Trillium News

General Electric Shareholder Proposal Wins an Astounding 21.8%(A)

Trillium Asset Management co-filed in solidarity with over 30 members of the Interfaith Center on Corporate Responsibility and the New York City pension funds a shareholder resolution requesting GE to disclose the costs of delaying its cleanup of PCBs in the Hudson River. The environmental shareholder proposal won a remarkable 21.8% of the shareholder vote at GE’s Annual General Meeting on April 24th. Last year the resolution won 11%.
In his first meeting as CEO, Jeffrey Immelt was questioned by Sister Patricia Daly, Executive Director of the Tri-State Coalition for Responsible Investment, if he would express the company’s desire to cooperate with the EPA by dropping its lawsuit challenging the constitutionality of the Superfund law; not surprisingly he declined.
Another environmental shareholder proposal requesting the company to report on climate change issues received a very strong 19.1% of the vote. Says Daly, “These votes reflect new support from institutional investors. I believe this is a result of a new appreciation for the financial ramifications of social and ecological issues. Let’s us not underestimate however, that the call for greater disclosure and reporting to shareholders is a reasonable demand in this post-Enron world.”
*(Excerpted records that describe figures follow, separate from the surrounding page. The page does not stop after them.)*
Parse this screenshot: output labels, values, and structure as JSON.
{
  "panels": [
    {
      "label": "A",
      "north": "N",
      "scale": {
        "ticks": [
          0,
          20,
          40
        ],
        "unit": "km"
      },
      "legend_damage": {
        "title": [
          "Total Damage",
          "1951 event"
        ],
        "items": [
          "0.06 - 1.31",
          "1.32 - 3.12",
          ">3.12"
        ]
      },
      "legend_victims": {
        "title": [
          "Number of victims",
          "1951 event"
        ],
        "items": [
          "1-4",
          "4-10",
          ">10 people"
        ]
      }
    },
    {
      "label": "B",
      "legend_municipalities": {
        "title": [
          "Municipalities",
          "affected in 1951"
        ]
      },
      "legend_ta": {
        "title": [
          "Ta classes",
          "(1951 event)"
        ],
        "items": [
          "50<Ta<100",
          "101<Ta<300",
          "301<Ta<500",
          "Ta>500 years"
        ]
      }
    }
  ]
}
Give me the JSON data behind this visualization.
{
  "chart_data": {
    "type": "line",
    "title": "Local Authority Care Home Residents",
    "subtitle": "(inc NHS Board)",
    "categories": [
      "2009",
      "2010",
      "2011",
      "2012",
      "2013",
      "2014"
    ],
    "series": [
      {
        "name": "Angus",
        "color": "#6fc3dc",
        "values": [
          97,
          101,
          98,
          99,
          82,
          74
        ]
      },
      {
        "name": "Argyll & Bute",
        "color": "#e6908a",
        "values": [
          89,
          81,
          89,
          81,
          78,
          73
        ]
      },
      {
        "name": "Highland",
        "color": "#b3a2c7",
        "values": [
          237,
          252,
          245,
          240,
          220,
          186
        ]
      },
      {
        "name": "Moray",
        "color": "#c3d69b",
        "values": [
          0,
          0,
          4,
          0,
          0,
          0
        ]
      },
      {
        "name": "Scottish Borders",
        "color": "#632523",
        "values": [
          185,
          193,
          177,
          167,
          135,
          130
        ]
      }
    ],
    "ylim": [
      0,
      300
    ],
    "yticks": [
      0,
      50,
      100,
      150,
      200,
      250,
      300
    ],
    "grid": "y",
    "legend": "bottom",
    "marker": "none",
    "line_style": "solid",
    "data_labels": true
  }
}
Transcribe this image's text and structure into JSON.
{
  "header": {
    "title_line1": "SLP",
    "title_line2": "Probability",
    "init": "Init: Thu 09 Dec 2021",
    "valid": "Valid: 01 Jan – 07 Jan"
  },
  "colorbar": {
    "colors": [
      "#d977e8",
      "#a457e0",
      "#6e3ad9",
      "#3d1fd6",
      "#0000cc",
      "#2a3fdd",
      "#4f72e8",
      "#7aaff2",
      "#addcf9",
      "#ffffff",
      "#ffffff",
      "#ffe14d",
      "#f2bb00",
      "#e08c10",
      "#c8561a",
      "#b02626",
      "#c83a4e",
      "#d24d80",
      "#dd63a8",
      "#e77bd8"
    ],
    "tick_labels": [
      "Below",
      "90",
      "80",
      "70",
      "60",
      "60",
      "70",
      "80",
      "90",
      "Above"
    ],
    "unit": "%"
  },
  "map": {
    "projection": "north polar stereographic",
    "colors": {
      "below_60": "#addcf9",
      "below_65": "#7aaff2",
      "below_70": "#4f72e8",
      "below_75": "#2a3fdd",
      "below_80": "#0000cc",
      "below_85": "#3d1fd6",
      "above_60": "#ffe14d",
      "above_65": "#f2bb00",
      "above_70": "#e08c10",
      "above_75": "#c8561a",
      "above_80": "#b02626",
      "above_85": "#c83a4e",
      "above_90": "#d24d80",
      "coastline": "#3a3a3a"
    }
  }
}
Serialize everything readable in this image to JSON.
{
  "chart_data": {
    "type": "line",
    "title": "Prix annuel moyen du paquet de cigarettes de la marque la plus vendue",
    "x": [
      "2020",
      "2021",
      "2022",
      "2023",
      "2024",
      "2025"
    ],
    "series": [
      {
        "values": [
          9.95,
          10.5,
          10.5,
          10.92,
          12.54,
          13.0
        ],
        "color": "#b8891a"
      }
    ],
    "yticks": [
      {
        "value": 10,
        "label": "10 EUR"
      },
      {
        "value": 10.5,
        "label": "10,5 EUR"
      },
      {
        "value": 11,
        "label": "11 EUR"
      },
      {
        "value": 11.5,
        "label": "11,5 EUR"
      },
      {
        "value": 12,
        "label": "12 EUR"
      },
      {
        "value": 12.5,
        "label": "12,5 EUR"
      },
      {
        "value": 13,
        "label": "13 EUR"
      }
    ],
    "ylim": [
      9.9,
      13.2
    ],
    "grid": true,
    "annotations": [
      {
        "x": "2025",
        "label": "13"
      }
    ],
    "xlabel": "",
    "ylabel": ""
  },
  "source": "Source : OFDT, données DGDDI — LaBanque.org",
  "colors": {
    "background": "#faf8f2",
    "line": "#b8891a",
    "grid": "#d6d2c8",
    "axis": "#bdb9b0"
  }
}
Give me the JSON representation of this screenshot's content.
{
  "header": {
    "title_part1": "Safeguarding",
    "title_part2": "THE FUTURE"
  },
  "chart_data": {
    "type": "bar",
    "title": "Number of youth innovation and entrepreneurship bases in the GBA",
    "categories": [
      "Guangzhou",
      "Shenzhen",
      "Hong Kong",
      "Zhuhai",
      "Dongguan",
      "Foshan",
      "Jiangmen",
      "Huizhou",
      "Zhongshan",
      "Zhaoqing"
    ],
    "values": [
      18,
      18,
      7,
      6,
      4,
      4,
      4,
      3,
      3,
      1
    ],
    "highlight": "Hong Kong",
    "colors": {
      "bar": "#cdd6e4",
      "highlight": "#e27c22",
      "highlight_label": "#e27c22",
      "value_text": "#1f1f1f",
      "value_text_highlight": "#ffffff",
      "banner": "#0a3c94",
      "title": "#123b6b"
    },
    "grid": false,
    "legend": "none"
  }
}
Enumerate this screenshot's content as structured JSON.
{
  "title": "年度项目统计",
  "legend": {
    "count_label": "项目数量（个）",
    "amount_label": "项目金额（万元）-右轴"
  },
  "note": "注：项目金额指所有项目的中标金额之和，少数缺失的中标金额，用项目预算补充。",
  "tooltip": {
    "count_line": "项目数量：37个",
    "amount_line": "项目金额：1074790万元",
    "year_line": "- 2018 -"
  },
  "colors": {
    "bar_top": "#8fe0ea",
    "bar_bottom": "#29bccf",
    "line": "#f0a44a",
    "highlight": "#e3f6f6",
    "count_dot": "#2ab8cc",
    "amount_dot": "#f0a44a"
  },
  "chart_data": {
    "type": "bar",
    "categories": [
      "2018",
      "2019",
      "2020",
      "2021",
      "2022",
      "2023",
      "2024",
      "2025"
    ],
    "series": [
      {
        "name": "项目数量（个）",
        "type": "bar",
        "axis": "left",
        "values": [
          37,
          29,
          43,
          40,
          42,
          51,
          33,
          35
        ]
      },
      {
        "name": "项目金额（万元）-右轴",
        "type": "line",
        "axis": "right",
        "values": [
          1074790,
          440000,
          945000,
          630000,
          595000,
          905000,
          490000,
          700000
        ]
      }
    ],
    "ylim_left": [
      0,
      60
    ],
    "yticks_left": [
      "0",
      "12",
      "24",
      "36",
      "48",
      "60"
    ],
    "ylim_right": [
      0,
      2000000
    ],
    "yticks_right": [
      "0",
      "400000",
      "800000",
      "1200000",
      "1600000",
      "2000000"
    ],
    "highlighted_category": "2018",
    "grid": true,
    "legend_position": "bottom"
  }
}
Earlier this year, after years of pressure from environmentalists and religious shareholders, General Electric finally agreed to cooperate with an order from the Environmental Protection Agency (EPA) to dredge tons of toxic PCBs from the Hudson River. On February 1, EPA Administrator Christie Whitman finalized the plan proposed 14 months prior by the Clinton administration. While the company does not believe that dredging is appropriate, its spokesman told the New York Times it wants to play “a constructive role.”
The company had spent millions of dollars on advertising and lobbying against the plan. The company’s new CEO Jeffrey Immelt announced in January 2002 that the company had set aside the money for the dredging. The $500 million cleanup along a 40-mile stretch of the Hudson River north of Albany, N.Y., will be one of the largest dredging operations ever. GE dumped 1.3 million pounds of PCBs into the river from its plants in Fort Edward and Hudson Falls, N.Y., before the federal government banned the substance in 1977. The EPA classifies PCBs as a probable carcinogen and says they pose a risk to people who eat fish from the Hudson.
Over the next three years the EPA will design the particulars of the plan, which calls for dredging 2.65 million cubic yards of contaminated sediment — enough to fill about 40 football fields 30 feet deep — and is expected to remove 150,000 pounds of PCBs.
The company has no plans to challenge the decision, and environmental lawyers report they would be unsuccessful should they try, as the Superfund law, under which the cleanup was ordered, essentially bans lawsuits. However, the company does have a lawsuit pending in U.S. District Court challenging the constitutionality of the federal Superfund law itself.
Friends of a Clean Hudson, a coalition of 11 environmental groups, say the cleanup is critical for the health of millions of Hudson Valley residents. New York Governor George Pataki fully supports the decision. For more information, visit the web sites of the Environmental Protection Agency, and Friends of A Clean Hudson.
Sources for this article include: “GE, EPA to Dredge Hudson of PCBs,” The New York Times, 2/1/02; and Sister Patricia Daly, Executive Director of the Tri-State Coalition for Responsible Investment.